Rückblick. 3. Runde der US Open 2018. Rafael Nadal muss sich während der Partie gegen Karen Khachanov am rechten Knie behandeln lassen. Der Spanier verliert den ersten Satz und liegt auch im zweiten Durchgang mit Break zurück. Der Russe wird bei 7:5 und 5:4 für die 2:0-Satzführung aufschlagen.
Zu diesem Zeitpunkt fragt sich die Tenniswelt, wie lange der 17-fache Grand-Slam-Sieger seinen Körper noch quälen will. Nadal hat alles erreicht, was man als Tennisprofi nur erreichen kann. Er hat alle vier Major-Turniere gewonnen, ist Rekordsieger bei den 1000er-Turnieren und mit 32 Jahren die Nummer eins der Tenniswelt. Er muss niemandem mehr etwas beweisen - außer sich selbst.

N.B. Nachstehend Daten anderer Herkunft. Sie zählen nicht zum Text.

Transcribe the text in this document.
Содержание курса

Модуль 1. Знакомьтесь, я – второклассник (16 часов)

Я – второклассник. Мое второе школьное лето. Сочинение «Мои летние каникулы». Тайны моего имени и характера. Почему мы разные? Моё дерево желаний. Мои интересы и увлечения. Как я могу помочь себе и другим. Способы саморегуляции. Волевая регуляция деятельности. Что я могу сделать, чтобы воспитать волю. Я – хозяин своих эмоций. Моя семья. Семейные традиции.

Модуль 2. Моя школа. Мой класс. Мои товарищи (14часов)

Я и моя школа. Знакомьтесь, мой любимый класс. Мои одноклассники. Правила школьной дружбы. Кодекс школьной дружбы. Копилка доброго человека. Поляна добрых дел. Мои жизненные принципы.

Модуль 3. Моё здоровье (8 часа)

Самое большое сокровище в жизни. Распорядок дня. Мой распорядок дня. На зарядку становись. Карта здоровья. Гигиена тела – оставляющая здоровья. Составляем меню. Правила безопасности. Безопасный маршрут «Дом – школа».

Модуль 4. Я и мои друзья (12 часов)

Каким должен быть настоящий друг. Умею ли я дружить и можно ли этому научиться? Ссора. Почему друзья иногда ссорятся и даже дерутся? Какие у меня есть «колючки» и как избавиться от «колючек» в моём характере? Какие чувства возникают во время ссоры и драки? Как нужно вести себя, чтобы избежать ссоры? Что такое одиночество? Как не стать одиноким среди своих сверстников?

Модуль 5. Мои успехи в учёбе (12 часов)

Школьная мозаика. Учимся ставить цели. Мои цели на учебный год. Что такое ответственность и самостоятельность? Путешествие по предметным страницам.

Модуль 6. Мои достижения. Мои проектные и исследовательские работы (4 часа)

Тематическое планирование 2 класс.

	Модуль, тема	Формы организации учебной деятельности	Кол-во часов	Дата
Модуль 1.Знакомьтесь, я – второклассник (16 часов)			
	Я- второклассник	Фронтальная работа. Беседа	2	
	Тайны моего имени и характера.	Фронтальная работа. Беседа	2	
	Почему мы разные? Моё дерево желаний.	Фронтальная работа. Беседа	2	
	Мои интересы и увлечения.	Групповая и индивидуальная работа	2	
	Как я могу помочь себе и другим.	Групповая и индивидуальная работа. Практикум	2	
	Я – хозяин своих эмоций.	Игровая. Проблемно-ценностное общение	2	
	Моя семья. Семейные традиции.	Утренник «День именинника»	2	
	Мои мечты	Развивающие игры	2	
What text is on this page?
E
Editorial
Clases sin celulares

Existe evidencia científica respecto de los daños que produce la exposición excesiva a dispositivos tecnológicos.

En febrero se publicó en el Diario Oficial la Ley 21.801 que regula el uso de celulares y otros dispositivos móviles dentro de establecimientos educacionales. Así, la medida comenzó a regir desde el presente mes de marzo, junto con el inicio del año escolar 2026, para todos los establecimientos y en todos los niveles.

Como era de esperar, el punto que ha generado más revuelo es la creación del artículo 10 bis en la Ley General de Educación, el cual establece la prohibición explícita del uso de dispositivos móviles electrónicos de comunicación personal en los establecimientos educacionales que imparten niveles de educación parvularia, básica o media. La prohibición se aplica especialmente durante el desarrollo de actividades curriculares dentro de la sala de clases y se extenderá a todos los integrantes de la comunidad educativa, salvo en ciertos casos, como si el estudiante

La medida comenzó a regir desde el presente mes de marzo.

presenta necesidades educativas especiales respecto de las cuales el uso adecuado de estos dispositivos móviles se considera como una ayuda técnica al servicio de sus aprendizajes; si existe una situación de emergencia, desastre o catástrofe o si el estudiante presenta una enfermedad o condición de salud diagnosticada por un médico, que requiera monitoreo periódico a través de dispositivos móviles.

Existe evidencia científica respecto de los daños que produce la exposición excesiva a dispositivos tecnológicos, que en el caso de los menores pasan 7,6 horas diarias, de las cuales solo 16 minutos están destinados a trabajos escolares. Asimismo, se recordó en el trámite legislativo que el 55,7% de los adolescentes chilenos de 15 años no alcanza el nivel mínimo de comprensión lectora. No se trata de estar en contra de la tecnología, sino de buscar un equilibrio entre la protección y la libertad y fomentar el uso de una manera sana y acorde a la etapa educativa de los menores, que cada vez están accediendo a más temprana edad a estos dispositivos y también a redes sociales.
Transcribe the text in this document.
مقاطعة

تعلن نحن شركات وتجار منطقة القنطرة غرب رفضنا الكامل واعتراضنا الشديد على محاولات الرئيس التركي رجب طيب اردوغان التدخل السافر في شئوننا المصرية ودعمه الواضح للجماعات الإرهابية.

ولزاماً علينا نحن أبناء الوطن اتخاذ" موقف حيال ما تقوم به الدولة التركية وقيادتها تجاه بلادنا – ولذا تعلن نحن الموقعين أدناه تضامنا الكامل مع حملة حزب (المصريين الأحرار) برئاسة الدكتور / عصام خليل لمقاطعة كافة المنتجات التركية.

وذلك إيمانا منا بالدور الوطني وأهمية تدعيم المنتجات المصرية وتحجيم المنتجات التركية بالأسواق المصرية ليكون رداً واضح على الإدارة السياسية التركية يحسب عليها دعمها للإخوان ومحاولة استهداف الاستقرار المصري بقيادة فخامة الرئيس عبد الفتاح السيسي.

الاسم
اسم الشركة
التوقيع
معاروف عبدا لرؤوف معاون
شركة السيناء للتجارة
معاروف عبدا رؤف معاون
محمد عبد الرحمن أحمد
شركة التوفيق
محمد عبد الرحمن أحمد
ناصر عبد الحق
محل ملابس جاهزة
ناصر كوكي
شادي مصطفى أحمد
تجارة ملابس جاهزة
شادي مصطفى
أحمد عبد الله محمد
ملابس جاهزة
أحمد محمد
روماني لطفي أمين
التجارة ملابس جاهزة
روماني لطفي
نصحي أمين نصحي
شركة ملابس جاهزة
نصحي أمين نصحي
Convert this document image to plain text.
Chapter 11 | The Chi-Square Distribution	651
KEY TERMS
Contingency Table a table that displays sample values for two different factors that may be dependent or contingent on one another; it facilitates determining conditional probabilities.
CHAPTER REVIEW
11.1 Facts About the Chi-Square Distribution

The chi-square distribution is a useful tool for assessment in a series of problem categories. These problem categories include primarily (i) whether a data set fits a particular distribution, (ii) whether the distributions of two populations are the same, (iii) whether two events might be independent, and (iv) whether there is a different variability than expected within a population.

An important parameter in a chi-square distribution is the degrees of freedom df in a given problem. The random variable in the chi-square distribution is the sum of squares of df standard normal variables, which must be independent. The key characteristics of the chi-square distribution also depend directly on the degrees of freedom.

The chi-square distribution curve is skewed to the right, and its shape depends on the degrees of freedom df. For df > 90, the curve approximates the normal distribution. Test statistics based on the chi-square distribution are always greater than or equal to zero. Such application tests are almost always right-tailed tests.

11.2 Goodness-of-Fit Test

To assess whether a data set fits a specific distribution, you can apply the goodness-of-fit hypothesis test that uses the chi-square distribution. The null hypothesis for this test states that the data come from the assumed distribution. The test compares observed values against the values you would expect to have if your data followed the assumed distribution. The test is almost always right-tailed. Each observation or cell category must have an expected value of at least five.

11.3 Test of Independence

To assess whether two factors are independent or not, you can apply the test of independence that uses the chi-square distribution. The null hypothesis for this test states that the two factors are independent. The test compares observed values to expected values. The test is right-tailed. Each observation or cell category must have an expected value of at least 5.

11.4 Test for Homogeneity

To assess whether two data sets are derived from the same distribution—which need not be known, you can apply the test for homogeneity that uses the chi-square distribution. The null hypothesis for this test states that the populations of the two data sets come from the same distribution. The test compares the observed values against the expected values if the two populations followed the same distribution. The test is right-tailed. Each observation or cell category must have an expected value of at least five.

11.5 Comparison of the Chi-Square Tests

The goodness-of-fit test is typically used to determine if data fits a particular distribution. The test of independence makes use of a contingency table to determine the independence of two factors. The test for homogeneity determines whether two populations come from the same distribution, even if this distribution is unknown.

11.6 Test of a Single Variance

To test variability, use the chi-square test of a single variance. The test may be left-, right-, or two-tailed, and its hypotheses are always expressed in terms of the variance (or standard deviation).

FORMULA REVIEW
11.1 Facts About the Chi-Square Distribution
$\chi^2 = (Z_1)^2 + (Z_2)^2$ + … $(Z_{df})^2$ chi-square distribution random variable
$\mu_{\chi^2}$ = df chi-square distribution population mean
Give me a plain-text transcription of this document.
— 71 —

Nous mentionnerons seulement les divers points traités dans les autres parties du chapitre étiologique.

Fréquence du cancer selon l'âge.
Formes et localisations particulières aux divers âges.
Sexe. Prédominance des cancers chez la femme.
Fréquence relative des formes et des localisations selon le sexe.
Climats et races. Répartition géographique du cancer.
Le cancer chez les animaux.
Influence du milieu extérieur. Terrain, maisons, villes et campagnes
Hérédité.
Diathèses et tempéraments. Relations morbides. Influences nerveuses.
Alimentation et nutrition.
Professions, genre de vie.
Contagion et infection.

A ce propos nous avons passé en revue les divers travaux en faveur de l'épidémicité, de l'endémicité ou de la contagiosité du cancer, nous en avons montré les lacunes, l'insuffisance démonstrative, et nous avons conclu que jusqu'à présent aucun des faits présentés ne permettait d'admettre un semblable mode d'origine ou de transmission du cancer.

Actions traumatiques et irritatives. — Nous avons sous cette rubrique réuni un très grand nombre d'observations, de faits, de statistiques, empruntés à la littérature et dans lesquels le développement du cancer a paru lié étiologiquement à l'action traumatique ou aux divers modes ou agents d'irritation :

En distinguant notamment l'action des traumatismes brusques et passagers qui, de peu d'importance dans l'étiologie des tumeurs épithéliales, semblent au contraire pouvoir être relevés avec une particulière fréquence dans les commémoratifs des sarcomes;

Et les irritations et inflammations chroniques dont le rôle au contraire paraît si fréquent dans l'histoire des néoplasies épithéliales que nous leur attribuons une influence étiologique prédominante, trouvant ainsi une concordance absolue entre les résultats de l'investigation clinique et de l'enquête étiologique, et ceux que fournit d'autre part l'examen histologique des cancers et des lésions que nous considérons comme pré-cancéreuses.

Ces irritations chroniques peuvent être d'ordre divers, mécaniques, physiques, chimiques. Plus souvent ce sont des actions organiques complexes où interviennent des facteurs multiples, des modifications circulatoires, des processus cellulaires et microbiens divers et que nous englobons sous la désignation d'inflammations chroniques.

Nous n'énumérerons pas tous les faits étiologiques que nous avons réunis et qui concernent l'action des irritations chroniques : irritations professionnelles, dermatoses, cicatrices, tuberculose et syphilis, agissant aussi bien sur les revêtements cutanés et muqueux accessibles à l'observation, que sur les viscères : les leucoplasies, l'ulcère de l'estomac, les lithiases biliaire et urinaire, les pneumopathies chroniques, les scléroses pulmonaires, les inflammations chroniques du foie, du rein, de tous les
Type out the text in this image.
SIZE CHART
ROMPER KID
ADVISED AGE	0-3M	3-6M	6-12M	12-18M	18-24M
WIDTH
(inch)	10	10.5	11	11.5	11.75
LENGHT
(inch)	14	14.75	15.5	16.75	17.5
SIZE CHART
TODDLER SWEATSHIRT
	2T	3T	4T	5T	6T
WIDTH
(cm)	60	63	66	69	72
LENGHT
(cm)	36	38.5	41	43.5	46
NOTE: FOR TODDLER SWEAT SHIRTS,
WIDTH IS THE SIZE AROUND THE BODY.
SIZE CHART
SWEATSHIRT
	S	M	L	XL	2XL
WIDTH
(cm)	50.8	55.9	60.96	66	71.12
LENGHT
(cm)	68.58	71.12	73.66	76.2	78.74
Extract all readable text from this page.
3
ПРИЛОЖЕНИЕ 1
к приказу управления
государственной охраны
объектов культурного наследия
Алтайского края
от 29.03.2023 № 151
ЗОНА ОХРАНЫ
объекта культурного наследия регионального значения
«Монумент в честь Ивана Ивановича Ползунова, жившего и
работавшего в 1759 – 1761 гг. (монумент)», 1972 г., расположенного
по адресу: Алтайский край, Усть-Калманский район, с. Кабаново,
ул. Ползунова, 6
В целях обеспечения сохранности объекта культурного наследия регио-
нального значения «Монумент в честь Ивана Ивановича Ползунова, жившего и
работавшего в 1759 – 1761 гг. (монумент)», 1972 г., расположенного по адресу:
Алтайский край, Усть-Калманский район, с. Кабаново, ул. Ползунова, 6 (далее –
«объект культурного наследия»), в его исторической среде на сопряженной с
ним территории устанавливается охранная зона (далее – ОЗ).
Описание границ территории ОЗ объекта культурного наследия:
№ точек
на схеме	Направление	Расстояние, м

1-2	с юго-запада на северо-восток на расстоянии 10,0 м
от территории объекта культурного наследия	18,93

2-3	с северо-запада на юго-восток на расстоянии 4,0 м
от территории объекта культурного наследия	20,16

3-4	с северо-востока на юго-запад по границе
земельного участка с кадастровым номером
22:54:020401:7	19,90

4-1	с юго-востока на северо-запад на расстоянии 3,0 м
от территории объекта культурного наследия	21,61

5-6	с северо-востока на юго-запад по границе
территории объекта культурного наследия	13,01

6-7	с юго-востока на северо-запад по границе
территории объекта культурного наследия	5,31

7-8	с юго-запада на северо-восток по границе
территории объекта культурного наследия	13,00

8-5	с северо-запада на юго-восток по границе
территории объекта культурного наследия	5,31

Nadal kämpft gegen sich selbst
Es ist dieser erbitterte Kampf mit und gegen sich selbst, der Nadal nach all den Jahren noch immer von ganz oben lächeln lässt. Längst hätte er sich in die Tennisrente verabschieden und daheim in Mallorca seinem großen Hobby - dem Fischen - nachgehen können. Doch Nadal ist anders. Noch ist er nicht bereit, kampflos zu gehen.
Das soll auch Karen Khachanov zu spüren bekommen. Nadal breakt zum 5:5, gewinnt auch die nächsten zwei Games und entscheidet das Match trotz anhaltender Knieprobleme in vier Sätzen für sich.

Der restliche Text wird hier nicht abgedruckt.